You may have first learned about Amyotrophic Lateral Sclerosis (ALS) after the “ice bucket challenge” rapidly circulated throughout social media in 2014.
ALS is a “progressive nervous system disease that affects nerve cells in the brain and spinal cord, causing loss of muscle control,” according to the Mayo Clinic.
This rare disease affects about five thousand U.S. adults each year and, as it progresses, can drastically impact patients’ quality of life.

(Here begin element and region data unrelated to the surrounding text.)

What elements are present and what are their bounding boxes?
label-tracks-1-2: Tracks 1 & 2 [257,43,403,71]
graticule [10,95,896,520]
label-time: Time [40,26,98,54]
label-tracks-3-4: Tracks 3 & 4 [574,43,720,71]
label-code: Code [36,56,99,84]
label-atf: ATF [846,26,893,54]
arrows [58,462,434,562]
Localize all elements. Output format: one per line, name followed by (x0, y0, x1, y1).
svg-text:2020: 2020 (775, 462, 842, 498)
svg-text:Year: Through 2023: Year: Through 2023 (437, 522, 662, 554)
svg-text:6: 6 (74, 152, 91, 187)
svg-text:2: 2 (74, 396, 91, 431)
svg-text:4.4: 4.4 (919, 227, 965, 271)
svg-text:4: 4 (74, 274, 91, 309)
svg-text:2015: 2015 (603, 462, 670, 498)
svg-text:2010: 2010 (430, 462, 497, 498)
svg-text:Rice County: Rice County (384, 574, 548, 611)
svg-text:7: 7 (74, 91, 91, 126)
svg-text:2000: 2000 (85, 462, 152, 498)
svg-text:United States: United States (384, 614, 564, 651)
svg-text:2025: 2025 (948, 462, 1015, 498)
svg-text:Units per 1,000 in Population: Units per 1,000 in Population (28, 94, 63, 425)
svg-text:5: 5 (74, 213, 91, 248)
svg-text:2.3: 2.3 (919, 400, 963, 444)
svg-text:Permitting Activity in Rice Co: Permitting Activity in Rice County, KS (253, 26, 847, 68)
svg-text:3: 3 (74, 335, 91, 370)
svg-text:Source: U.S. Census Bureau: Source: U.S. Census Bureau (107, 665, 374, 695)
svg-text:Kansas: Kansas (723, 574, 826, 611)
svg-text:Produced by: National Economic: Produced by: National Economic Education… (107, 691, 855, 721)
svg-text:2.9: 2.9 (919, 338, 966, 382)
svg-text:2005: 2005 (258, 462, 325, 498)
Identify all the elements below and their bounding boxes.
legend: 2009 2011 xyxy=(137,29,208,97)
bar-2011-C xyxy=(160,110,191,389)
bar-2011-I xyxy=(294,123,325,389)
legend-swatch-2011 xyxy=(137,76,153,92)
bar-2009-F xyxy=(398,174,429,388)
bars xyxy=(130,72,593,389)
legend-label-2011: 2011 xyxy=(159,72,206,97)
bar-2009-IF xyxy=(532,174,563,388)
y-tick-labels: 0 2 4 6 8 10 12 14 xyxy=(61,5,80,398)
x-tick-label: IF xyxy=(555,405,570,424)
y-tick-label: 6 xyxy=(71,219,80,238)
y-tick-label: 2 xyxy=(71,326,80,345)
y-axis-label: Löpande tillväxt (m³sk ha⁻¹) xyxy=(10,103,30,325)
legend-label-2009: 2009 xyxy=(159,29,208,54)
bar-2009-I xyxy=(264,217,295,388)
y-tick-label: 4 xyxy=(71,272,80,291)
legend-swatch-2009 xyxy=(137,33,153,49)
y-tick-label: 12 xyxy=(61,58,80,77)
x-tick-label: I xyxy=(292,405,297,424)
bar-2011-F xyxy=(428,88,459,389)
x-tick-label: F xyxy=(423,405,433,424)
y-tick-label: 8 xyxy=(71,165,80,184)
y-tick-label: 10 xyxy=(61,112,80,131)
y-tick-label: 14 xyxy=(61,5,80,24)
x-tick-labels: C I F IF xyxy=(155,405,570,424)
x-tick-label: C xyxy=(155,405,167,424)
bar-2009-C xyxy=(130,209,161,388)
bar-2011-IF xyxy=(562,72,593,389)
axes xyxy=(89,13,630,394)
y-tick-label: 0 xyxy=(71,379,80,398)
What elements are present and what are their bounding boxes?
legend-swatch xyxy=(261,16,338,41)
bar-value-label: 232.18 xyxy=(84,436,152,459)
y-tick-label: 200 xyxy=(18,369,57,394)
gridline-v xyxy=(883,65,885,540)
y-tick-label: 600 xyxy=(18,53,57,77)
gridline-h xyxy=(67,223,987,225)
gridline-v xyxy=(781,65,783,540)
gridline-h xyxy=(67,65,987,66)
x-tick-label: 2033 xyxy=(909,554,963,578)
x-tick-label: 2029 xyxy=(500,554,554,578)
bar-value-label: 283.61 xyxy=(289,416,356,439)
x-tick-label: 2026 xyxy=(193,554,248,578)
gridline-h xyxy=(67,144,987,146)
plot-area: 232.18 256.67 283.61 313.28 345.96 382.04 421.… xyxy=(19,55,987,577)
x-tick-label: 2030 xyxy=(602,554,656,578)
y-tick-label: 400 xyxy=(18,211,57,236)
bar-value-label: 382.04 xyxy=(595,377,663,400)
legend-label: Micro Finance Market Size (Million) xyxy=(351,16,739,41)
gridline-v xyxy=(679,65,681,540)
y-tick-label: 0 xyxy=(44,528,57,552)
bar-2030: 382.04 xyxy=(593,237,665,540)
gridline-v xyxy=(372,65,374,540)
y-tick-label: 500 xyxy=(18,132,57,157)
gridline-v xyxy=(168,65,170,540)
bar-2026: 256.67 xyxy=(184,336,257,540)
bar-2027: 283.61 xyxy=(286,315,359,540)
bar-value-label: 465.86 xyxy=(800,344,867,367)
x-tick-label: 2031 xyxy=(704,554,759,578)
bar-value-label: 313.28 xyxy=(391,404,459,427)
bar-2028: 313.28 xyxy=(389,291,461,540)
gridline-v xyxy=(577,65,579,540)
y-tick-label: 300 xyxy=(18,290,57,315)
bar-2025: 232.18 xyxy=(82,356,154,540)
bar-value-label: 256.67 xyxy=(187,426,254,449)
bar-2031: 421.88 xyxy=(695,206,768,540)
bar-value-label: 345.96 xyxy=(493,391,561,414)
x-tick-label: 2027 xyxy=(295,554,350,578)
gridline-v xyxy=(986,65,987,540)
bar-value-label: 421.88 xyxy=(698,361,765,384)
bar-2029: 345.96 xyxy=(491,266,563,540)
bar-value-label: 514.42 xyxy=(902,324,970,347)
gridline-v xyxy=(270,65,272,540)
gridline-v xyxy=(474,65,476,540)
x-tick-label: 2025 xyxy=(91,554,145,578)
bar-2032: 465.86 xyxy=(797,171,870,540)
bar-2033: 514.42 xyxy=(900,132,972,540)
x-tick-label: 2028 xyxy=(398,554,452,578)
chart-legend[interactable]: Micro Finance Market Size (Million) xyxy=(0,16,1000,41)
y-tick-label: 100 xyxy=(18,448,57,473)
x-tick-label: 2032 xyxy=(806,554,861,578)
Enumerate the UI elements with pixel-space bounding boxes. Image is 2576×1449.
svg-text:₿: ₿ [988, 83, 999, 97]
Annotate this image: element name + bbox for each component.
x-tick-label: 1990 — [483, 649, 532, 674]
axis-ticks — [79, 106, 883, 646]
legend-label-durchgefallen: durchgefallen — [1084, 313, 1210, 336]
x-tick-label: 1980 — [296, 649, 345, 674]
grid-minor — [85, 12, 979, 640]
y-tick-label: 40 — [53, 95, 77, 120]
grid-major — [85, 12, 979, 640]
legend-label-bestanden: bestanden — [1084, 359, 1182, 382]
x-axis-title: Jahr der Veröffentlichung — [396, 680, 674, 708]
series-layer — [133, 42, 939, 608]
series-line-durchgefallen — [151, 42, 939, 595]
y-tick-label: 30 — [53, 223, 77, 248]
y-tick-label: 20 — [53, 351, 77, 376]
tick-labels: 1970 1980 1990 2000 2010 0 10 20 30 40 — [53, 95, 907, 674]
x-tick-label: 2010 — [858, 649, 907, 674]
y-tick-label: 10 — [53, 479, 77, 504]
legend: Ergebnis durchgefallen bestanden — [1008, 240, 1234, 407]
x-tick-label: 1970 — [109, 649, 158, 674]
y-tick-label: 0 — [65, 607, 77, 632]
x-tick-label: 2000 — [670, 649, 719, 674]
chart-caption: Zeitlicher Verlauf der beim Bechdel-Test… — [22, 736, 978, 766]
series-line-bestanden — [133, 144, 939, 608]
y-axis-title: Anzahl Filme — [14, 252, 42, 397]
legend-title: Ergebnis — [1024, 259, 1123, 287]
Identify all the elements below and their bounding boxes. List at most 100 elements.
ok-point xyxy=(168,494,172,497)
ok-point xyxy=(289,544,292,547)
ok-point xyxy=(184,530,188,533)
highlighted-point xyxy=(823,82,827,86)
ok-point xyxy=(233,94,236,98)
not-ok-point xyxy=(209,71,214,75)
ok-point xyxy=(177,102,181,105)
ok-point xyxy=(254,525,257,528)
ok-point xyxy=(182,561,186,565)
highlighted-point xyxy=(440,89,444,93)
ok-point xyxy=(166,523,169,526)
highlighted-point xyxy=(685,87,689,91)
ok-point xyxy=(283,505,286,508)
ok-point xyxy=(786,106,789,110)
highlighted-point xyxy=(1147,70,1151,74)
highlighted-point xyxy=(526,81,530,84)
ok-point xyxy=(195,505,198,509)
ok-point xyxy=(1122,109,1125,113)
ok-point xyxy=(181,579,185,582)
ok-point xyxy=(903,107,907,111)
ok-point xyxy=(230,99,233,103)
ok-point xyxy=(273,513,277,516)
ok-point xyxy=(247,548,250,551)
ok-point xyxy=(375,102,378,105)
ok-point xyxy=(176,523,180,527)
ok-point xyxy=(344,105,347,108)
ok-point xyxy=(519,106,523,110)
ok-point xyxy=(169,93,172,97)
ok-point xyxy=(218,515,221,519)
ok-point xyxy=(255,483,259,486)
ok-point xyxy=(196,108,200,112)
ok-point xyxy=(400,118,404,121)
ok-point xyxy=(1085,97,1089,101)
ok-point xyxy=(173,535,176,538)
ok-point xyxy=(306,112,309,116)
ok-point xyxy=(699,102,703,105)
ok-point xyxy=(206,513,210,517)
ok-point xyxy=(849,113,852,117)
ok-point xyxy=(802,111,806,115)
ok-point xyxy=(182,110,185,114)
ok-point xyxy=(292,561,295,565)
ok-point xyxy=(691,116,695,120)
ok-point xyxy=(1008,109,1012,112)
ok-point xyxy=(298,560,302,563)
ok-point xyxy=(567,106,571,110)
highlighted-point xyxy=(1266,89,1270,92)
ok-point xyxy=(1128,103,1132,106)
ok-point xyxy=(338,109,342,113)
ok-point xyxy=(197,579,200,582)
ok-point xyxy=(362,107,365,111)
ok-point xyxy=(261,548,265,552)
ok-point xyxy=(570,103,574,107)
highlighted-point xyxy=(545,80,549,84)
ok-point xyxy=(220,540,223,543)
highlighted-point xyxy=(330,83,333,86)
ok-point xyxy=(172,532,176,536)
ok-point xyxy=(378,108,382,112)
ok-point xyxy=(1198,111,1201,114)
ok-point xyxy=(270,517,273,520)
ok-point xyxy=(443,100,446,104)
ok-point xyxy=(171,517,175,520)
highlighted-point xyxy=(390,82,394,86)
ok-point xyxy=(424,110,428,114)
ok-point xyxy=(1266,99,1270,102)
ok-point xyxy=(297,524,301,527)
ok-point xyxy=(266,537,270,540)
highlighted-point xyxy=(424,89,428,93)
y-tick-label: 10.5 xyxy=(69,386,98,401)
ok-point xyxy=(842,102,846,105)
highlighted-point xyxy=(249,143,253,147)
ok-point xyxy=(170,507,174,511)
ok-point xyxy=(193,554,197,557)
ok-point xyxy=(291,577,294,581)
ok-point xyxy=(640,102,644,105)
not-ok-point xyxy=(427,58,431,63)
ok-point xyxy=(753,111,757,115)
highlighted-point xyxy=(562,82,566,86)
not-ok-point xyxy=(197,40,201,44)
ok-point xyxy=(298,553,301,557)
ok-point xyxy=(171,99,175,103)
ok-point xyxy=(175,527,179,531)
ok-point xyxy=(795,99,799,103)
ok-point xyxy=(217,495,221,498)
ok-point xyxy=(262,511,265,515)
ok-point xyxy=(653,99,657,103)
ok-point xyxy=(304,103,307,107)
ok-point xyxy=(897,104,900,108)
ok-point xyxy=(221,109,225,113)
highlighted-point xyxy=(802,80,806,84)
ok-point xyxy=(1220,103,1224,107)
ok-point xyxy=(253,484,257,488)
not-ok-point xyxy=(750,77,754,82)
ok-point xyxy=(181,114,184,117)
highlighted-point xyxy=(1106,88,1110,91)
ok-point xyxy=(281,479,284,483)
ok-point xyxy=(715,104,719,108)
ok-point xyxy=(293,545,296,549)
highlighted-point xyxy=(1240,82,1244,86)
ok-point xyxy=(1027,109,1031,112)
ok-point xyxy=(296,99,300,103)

While there is still no known cure for ALS, though, researchers at FAU in Germany and the University of California San Diego (UCSD) have made gains in potentially allowing medical professionals to identify the disease’s onset at an earlier stage.
The study, which has since been published in Acta Neuropathologica, was based on a protein known as TDP-43.
Beate Winner, the head of the Stem Cell Biology Department at FAU, explained the significance of TDP-43 in end-stage ALS.
“We have known for roughly fifteen years that during the end stage of the disease, the protein TDP-43 found in neurons becomes insoluble and starts to form clumps,” she began.
In other words, the protein ceases normal function and becomes toxic. However, this “switch” is not noticeable to patients or medical professionals when it occurs. And because of this, no preventative actions can be taken.
“So, we wanted to know whether we could find causes for ALS at an early stage of development before the TDP-43 changes,” Winner continued.